VA exempt from sequestration, says OMB
The Veterans Affairs Department will be exempt from sequestration, the Office of Management and Budget says in an April 23 letter (.pdf) to the Government Accountability Office.
Unless Congress moves to reverse provisions of the Budget Control Act it approved in 2011, the federal government faces the likelihood of having to shave $98 billion from its fiscal 2013 budget this January. The uniform cuts--known as sequestration--kick in because Congress did not approve by its self-imposed deadline of Jan. 15, 2012 additional spending reductions worth $1.5 trillion over a 10 year period.
Social Security and Medicaid is exempt from sequestration--and so too is the VA, according to legal analysis conducted by Steven Aitken, OMB deputy general counsel.

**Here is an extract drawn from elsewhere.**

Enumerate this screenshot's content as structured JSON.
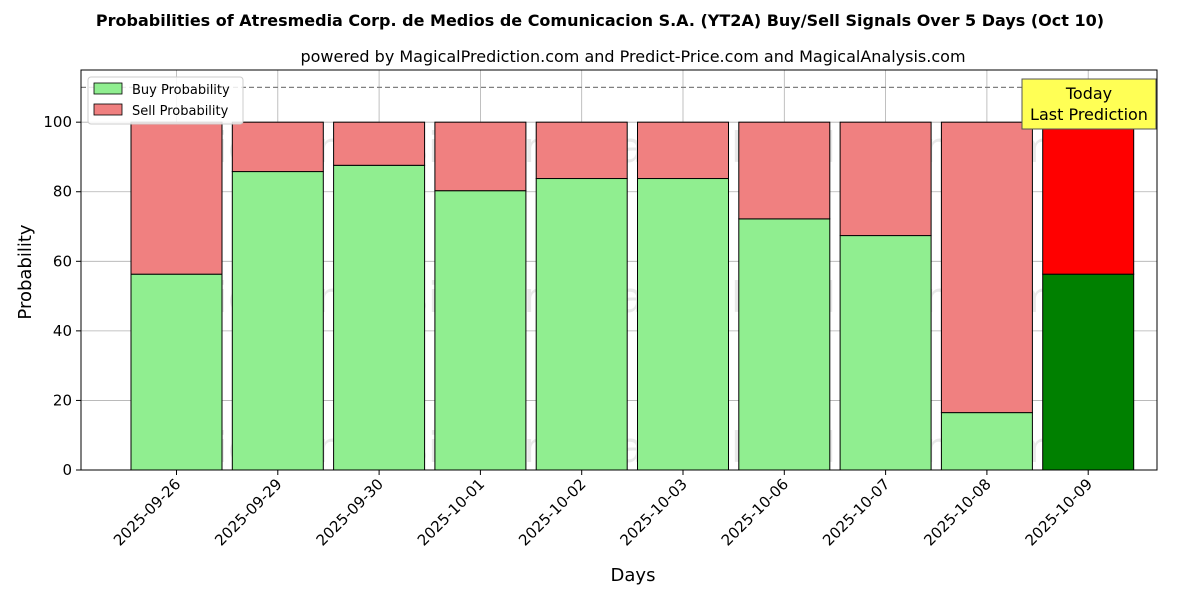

In his letter, Aitken says the PAYGO Act of 2010 (P.L. 111-139) modified the Balanced Budget and Emergency Deficit Control Act of 1985 (more commonly known as Gramm-Rudman Hollings after its Senate sponsors and 2 USC. § 900 ) so that "all programs administered by the Department of Veterans Affairs" would be exempt from sequestration.
The Budget Control Act, while it modified Gramm-Rudman Hollings in many ways, left the PAYGO Act's earlier modification untouched, Aitken writes. The PAYGO modification of the 1985 law isn't perfect, since the earlier law still says that the maximum amount the Veterans Medical Care account could be sequestered would be 2 percent of its budget--but since 0 percent sequestration is indeed less than the 2 percent maximum threshold, there is in fact no conflict.